Bu iki yaklaşım, modern ekonominin ve adeta z kuşağının bir yansıması olarak “esnek, çok akışlı ve yenilikçi” bir ruh taşıyor. Startup Studio’lar, bir fabrika disipliniyle ardı ardına girişimler üreten yaratıcı laboratuvarlara dönüşürken; paralel iş modeli ise bireylerin aynı anda birden fazla alanda değer yaratabilmesini mümkün kılıyor. Kısacası, geleceğin iş dünyasında tek bir yoldan gitmek değil, birden fazla akışta var olabilmek başarıyı tanımlayacak. Gelin bunları daha yakından tanıyıp anlayalım.
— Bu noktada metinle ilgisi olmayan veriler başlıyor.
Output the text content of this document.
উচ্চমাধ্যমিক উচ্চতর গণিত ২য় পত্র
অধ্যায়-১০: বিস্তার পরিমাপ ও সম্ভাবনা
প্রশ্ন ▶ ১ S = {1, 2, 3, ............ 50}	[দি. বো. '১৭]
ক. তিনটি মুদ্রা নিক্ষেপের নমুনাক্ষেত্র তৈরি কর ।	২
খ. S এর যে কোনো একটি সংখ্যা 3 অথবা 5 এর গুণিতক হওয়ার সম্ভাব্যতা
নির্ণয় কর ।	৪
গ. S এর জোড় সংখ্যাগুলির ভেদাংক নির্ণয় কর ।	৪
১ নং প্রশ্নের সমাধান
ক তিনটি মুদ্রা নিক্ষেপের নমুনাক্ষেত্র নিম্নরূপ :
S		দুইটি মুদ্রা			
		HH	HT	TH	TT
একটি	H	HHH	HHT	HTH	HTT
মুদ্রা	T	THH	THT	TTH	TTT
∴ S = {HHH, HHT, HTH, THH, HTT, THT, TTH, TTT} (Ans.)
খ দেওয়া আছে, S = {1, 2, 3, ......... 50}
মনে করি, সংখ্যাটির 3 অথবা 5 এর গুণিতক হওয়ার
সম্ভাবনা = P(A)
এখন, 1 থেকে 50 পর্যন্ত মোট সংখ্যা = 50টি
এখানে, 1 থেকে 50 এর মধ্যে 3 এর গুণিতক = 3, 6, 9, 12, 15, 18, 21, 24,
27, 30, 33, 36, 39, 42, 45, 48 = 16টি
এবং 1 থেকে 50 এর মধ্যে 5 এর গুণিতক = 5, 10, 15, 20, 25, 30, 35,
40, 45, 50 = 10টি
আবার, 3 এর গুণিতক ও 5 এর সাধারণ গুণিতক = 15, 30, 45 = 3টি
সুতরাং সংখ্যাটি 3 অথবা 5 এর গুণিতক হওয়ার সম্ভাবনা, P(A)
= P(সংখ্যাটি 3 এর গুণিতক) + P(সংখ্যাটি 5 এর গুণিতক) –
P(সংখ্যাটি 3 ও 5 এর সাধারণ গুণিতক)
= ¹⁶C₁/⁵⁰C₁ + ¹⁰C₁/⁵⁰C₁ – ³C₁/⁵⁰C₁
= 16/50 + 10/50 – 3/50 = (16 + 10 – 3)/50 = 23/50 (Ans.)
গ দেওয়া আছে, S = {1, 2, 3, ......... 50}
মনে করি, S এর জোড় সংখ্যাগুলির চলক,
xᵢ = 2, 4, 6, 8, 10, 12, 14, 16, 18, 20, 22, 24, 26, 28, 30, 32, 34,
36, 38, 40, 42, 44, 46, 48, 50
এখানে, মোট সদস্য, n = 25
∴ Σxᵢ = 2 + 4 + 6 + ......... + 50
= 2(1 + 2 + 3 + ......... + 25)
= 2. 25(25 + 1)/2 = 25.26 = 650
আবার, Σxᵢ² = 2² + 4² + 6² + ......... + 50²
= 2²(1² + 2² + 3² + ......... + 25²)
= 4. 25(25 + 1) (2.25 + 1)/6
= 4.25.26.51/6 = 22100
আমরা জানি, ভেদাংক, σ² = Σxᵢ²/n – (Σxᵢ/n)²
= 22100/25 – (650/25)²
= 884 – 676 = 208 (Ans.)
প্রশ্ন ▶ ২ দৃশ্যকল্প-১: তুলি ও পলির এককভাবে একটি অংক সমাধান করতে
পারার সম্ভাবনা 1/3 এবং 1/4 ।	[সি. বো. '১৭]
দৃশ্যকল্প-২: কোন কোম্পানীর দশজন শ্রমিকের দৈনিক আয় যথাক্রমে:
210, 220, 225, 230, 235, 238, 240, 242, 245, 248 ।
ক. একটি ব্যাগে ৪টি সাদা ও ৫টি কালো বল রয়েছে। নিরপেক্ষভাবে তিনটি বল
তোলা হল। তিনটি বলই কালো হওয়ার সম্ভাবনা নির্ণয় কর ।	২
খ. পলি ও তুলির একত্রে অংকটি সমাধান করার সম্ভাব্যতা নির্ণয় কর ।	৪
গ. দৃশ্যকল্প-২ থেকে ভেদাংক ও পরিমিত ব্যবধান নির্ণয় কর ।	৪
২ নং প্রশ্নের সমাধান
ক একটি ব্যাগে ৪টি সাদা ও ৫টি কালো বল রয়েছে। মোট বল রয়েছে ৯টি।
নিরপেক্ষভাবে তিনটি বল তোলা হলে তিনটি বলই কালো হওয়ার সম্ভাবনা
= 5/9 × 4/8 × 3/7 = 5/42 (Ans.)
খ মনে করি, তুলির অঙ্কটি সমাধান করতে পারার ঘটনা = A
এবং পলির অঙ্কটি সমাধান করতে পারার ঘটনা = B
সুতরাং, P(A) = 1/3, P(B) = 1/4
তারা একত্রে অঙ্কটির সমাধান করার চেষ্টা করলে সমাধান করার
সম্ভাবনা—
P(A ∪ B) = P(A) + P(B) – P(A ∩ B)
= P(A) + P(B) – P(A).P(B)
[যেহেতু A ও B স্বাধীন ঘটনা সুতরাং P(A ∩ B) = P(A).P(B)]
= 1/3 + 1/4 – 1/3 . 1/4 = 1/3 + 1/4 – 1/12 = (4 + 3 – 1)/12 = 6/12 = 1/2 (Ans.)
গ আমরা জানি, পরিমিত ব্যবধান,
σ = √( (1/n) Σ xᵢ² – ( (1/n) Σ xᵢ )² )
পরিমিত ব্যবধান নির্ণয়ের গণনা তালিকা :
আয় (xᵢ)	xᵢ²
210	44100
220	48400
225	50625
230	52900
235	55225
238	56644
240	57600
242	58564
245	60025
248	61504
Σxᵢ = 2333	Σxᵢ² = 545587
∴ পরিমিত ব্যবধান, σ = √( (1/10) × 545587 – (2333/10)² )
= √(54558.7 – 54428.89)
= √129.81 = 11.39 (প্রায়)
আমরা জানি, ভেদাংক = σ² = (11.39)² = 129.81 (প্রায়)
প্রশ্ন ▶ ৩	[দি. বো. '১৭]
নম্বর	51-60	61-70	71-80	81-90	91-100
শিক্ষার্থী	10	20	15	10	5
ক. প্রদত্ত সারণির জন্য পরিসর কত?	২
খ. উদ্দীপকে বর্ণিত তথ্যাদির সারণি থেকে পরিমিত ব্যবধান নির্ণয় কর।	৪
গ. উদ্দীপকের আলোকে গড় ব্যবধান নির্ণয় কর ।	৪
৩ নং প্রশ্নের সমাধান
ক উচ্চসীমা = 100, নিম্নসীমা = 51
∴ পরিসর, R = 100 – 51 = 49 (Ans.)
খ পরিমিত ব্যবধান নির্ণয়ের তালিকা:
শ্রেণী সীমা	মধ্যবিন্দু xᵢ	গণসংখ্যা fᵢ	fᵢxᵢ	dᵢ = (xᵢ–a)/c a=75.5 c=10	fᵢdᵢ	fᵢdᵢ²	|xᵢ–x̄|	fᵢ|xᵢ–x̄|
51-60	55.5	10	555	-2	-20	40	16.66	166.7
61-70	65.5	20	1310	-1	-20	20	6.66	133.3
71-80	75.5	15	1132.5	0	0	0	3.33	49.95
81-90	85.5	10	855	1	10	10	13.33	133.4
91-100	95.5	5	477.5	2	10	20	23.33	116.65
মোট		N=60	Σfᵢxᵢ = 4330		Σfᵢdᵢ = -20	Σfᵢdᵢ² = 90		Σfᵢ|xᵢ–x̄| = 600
Startup Studio ile girişim üretim fabrikası
Startup Studio ile girişim üretim fabrikası

Startup Studio kısaca “girişim fabrikası” olarak tanımlanabilir. Bu yapılar Silikon Vadisi’nde “Rocket Internet”, “eFounders” ve “Antler” gibi örneklerle yıllardır biliniyor. Türkiye’de de yeni yeni Startup Studio ekosistemi doğuyor. Böylelikle yatırımcıların ve yaratıcı profesyonellerin bu alana ilgisi de hızla artıyor.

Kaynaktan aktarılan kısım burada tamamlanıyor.